Mys Shmidta is located on the Chukchi Sea coast above the Arctic Circle, while Ugolnye Kopi is just below the Arctic Circle on the Bering Sea. ITAR-Tass said people in the villages were using electric heaters in an effort to keep their apartments warm.

-- this is not a y2k problem (but@you.know.that), January 08, 2000.


So they lost heat, but not electricity? How does that work? thanks.

-- nbljd;ljwelbl (bkgkgka@jjkpksjaj.com), January 08, 2000.

I have worked with hydronic heating systems for 20 years. The only control a boiler feedwater pump needs is an on/off switch (starter) and maybe a pressure regulater. There is no date or time function; the pump runs continuously while the boiler is in operation. Pumps fail because the impeller wears out/breaks or the bearings fail from lack of lubrication. I'd have to say this is not Y2K.

-- John Littmann (littmannj@aol.com), January 08, 2000.

No question, the former Soviet Union is held together with bear skins and stone knives. Nothing gets upgraded over there (or damn little). I believe their bus mechanics are geniuses because they keep them running way beyond useful life.

Its hard to believe that we had an arms race going with them and we thought they were a huge threat when the entire country has been decaying for decades. I spent three weeks in Ukraine, three in Belarus and three in Russia one summer on an unsupervised trip. What an eye opener. I didn't enjoy the trip but I learned a lot.

-- Guy Daley (guydaley@bwn.net), January 08, 2000.



Guy,

I agree. I've been on 6 different month+ trips to Eastern Europe/Former Soviet Union so tell me I'm not a glutten for punishment. My CIS visits ended when I got yanked off a train at a Russian Ukrainian border village, by Kalisnikov toting border guards, for not having the right visa. Three days and about $500 later- for a piece of paper just to hand to someone so I could get on a departure plane in Moscow- I figured it wasn't 'my cup of tea'.

Russia isn't (and never was) anything more than a 3rd world basket case.

I posted this on an earlier thread on heating probs in their Far East:

Back about five years ago I got involved in a Russian Far East fuel deal. It was a real eye opener. I lined up a source for some gas oil (heating oil) to go into Kamchatka. I knew some guys at MAPCO who own a refinery in Alaska. They reluctantly went along and agreed to supply the fuel. We had the small tanker to load at the refinery and then my Russian trader contacts (Sidanko, 2nd largest Russian oil company at the time) were going to lighter into another Russian tanker out at sea (unusual). The Mapco guys turned out ot be right. The deal never came to pass but I learned a lot about the games that are played and why the Russian Far East never has fuel. These Russian oil traders, or a better word would be embezzlers, get Moscow permission and all the bureaucratic paperwork done (read payoffs) to import the fuel. China was booming back then. So the fuel gets bought, it gets shipped to China instead of the Russian Far East. The funds go from China into some offshore bank account in Cyprus and the Kamchatkins go without fuel all winter.

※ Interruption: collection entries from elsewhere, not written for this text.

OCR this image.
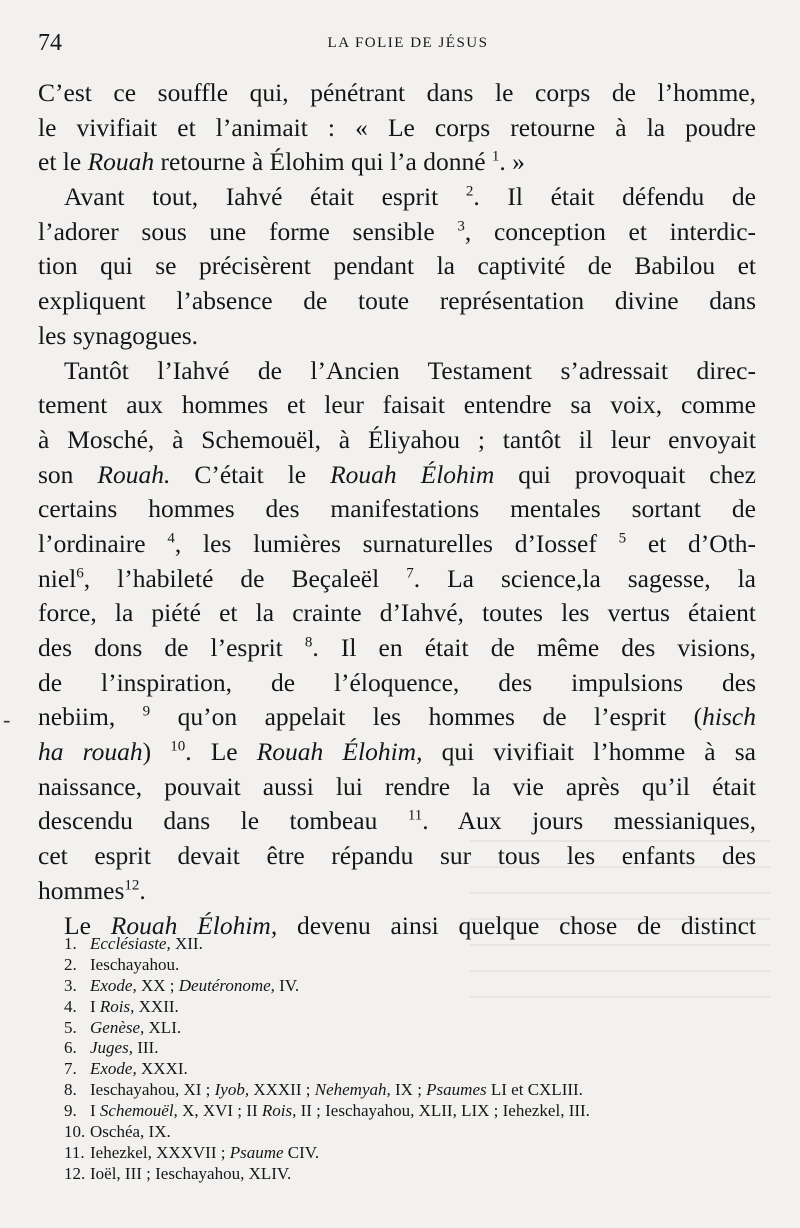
74	LA FOLIE DE JÉSUS
C’est ce souffle qui, pénétrant dans le corps de l’homme,
le vivifiait et l’animait : « Le corps retourne à la poudre
et le Rouah retourne à Élohim qui l’a donné $^1$. »
Avant tout, Iahvé était esprit $^2$. Il était défendu de
l’adorer sous une forme sensible $^3$, conception et interdic-
tion qui se précisèrent pendant la captivité de Babilou et
expliquent l’absence de toute représentation divine dans
les synagogues.
Tantôt l’Iahvé de l’Ancien Testament s’adressait direc-
tement aux hommes et leur faisait entendre sa voix, comme
à Mosché, à Schemouël, à Éliyahou ; tantôt il leur envoyait
son Rouah. C’était le Rouah Élohim qui provoquait chez
certains hommes des manifestations mentales sortant de
l’ordinaire $^4$, les lumières surnaturelles d’Iossef $^5$ et d’Oth-
niel$^6$, l’habileté de Beçaleël $^7$. La science,la sagesse, la
force, la piété et la crainte d’Iahvé, toutes les vertus étaient
des dons de l’esprit $^8$. Il en était de même des visions,
de l’inspiration, de l’éloquence, des impulsions des
nebiim, $^9$ qu’on appelait les hommes de l’esprit (hisch
ha rouah) $^{10}$. Le Rouah Élohim, qui vivifiait l’homme à sa
naissance, pouvait aussi lui rendre la vie après qu’il était
descendu dans le tombeau $^{11}$. Aux jours messianiques,
cet esprit devait être répandu sur tous les enfants des
hommes$^{12}$.
Le Rouah Élohim, devenu ainsi quelque chose de distinct
-
1. Ecclésiaste, XII.
2. Ieschayahou.
3. Exode, XX ; Deutéronome, IV.
4. I Rois, XXII.
5. Genèse, XLI.
6. Juges, III.
7. Exode, XXXI.
8. Ieschayahou, XI ; Iyob, XXXII ; Nehemyah, IX ; Psaumes LI et CXLIII.
9. I Schemouël, X, XVI ; II Rois, II ; Ieschayahou, XLII, LIX ; Iehezkel, III.
10. Oschéa, IX.
11. Iehezkel, XXXVII ; Psaume CIV.
12. Ioël, III ; Ieschayahou, XLIV.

-- Downstreamer (downstream@bigfoot.com), January 08, 2000.


I worked for a newspaper a few years ago and a local couple traveling in Russia and the eastern block countries sent us emails and faxes about their experiences, which we published.

Every correspondence told of power outages, no available water and various infrastructure failures.

I'd be real hesitant to blame any failures on Y2K.

-- (I'm@pol.ly), January 08, 2000.


I remember pretty much exactly similar stories from last year about these Siberian villages and heat problems..it was so bad evacuation was considered.